Au lendemain d’un spectacle de théâtre, j’aime bien retrouver dans le texte certains moments bien joués sur la scène... J’ai donc ouvert mon Marivaux et cherché un passage savoureux dans lequel Mme Argante s’emportait contre la manie de la comédie. Comme j’avais monté la pièce au lycée à l’époque qui précédait celle de l’atelier, je me souvenais assez bien de l’ensemble mais pas de ce passage pourtant haut en couleurs. Et pour cause... Le metteur en scène l’a rajouté. J’en ai eu confirmation par la Coursive qui a eu la gentillesse de m’envoyer ces éléments d’explication :
Effectivement ces textes sont tirés des échanges entre Rousseau et d'Alembert
« Lettre à d’Alembert sur les spectacles » et « Lettre à Rousseau » On trouve la première trace des Acteurs de bonne foi dans le salon de Mlle Quinault, une « ex » de la Comédie Française, dite Quinault Cadette, en 1748. Sous quelle forme ? On ne sait : lecture par Marivaux, ou jeu de salon ? Marivaux fit publier son texte dans une revue amie en 1757, en plein cœur de la querelle à propos du théâtre, entre Rousseau et d’Alembert.
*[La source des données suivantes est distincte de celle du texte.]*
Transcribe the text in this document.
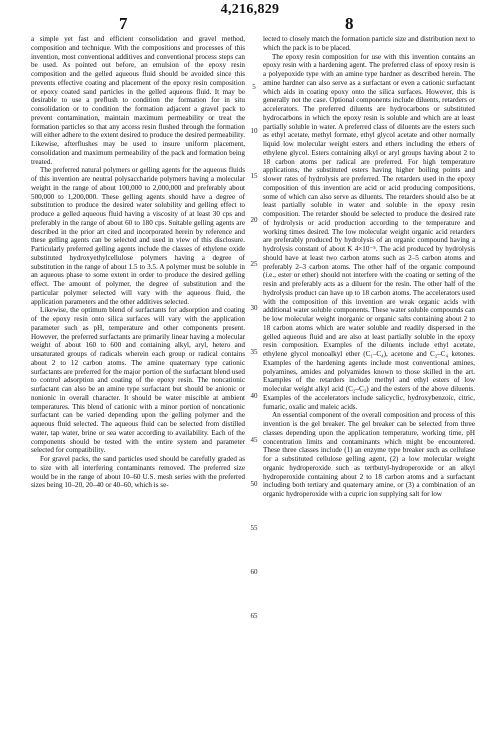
4,216,829
7	8

a simple yet fast and efficient consolidation and gravel method, composition and technique. With the compositions and processes of this invention, most conventional additives and conventional process steps can be used. As pointed out before, an emulsion of the epoxy resin composition and the gelled aqueous fluid should be avoided since this prevents effective coating and placement of the epoxy resin composition or epoxy coated sand particles in the gelled aqueous fluid. It may be desirable to use a preflush to condition the formation for in situ consolidation or to condition the formation adjacent a gravel pack to prevent contamination, maintain maximum permeability or treat the formation particles so that any access resin flushed through the formation will either adhere to the extent desired to produce the desired permeability. Likewise, afterflushes may be used to insure uniform placement, consolidation and maximum permeability of the pack and formation being treated.

The preferred natural polymers or gelling agents for the aqueous fluids of this invention are neutral polysaccharide polymers having a molecular weight in the range of about 100,000 to 2,000,000 and preferably about 500,000 to 1,200,000. These gelling agents should have a degree of substitution to produce the desired water solubility and gelling effect to produce a gelled aqueous fluid having a viscosity of at least 30 cps and preferably in the range of about 60 to 180 cps. Suitable gelling agents are described in the prior art cited and incorporated herein by reference and these gelling agents can be selected and used in view of this disclosure. Particularly preferred gelling agents include the classes of ethylene oxide substituted hydroxyethylcellulose polymers having a degree of substitution in the range of about 1.5 to 3.5. A polymer must be soluble in an aqueous phase to some extent in order to produce the desired gelling effect. The amount of polymer, the degree of substitution and the particular polymer selected will vary with the aqueous fluid, the application parameters and the other additives selected.

Likewise, the optimum blend of surfactants for adsorption and coating of the epoxy resin onto silica surfaces will vary with the application parameter such as pH, temperature and other components present. However, the preferred surfactants are primarily linear having a molecular weight of about 160 to 600 and containing alkyl, aryl, hetero and unsaturated groups of radicals wherein each group or radical contains about 2 to 12 carbon atoms. The amine quaternary type cationic surfactants are preferred for the major portion of the surfactant blend used to control adsorption and coating of the epoxy resin. The noncationic surfactant can also be an amine type surfactant but should be anionic or nonionic in overall character. It should be water miscible at ambient temperatures. This blend of cationic with a minor portion of noncationic surfactant can be varied depending upon the gelling polymer and the aqueous fluid selected. The aqueous fluid can be selected from distilled water, tap water, brine or sea water according to availability. Each of the components should be tested with the entire system and parameter selected for compatibility.

For gravel packs, the sand particles used should be carefully graded as to size with all interfering contaminants removed. The preferred size would be in the range of about 10–60 U.S. mesh series with the preferred sizes being 10–20, 20–40 or 40–60, which is se-

lected to closely match the formation particle size and distribution next to which the pack is to be placed.

The epoxy resin composition for use with this invention contains an epoxy resin with a hardening agent. The preferred class of epoxy resin is a polyepoxide type with an amine type hardner as described herein. The amine hardner can also serve as a surfactant or even a cationic surfactant which aids in coating epoxy onto the silica surfaces. However, this is generally not the case. Optional components include diluents, retarders or accelerators. The preferred diluents are hydrocarbons or substituted hydrocarbons in which the epoxy resin is soluble and which are at least partially soluble in water. A preferred class of diluents are the esters such as ethyl acetate, methyl formate, ethyl glycol acetate and other normally liquid low molecular weight esters and ethers including the ethers of ethylene glycol. Esters containing alkyl or aryl groups having about 2 to 18 carbon atoms per radical are preferred. For high temperature applications, the substituted esters having higher boiling points and slower rates of hydrolysis are preferred. The retarders used in the epoxy composition of this invention are acid or acid producing compositions, some of which can also serve as diluents. The retarders should also be at least partially soluble in water and soluble in the epoxy resin composition. The retarder should be selected to produce the desired rate of hydrolysis or acid production according to the temperature and working times desired. The low molecular weight organic acid retarders are preferably produced by hydrolysis of an organic compound having a hydrolysis constant of about K 4×10⁻⁵. The acid produced by hydrolysis should have at least two carbon atoms such as 2–5 carbon atoms and preferably 2–3 carbon atoms. The other half of the organic compound (i.e., ester or ether) should not interfere with the coating or setting of the resin and preferably acts as a diluent for the resin. The other half of the hydrolysis product can have up to 18 carbon atoms. The accelerators used with the composition of this invention are weak organic acids with additional water soluble components. These water soluble compounds can be low molecular weight inorganic or organic salts containing about 2 to 18 carbon atoms which are water soluble and readily dispersed in the gelled aqueous fluid and are also at least partially soluble in the epoxy resin composition. Examples of the diluents include ethyl acetate, ethylene glycol monoalkyl ether (C₁–C₄), acetone and C₂–C₄ ketones. Examples of the hardening agents include most conventional amines, polyamines, amides and polyamides known to those skilled in the art. Examples of the retarders include methyl and ethyl esters of low molecular weight alkyl acid (C₂–C₃) and the esters of the above diluents. Examples of the accelerators include salicyclic, hydroxybenzoic, citric, fumaric, oxalic and maleic acids.

An essential component of the overall composition and process of this invention is the gel breaker. The gel breaker can be selected from three classes depending upon the application temperature, working time, pH concentration limits and contaminants which might be encountered. These three classes include (1) an enzyme type breaker such as cellulase for a substituted cellulose gelling agent, (2) a low molecular weight organic hydroperoxide such as tertbutyl-hydroperoxide or an alkyl hydroperoxide containing about 2 to 18 carbon atoms and a surfactant including both tertiary and quaternary amine, or (3) a combination of an organic hydroperoxide with a cupric ion supplying salt for low

5
10
15
20
25
30
35
40
45
50
55
60
65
Dans son article « Genève » de l’Encyclopédie, d’Alembert proposait aux austères protestants genevois d’introduire dans leur cité un peu de fantaisie en y fondant un théâtre. Il y faisait tout son possible pour donner ses lettres de noblesse (ou plutôt de morale) à ce divertissement. Rousseau, déjà échauffé contre Diderot et ses amis, retrouva son patriotisme genevois pour réfuter avec ampleur et ferveur les arguments du parisien, dans sa longue « Lettre à d’Alembert sur les spectacles », lettre à laquelle d’Alembert répondra à son tour dans une « Lettre à Rousseau ». Au milieu de ce grand bruit, Marivaux publie discrètement ses Acteurs de bonne foi, ce qui sera d’ailleurs sa dernière pièce : une façon d’ajouter un grain de sel tout à fait personnel à la grande querelle ?
L’on croit s’assembler au théâtre, et c’est là que chacun s’isole; c’est là qu’on va oublier ses amis, ses voisins, ses proches, pour s’intéresser à des fables ou rire aux dépends des vivants.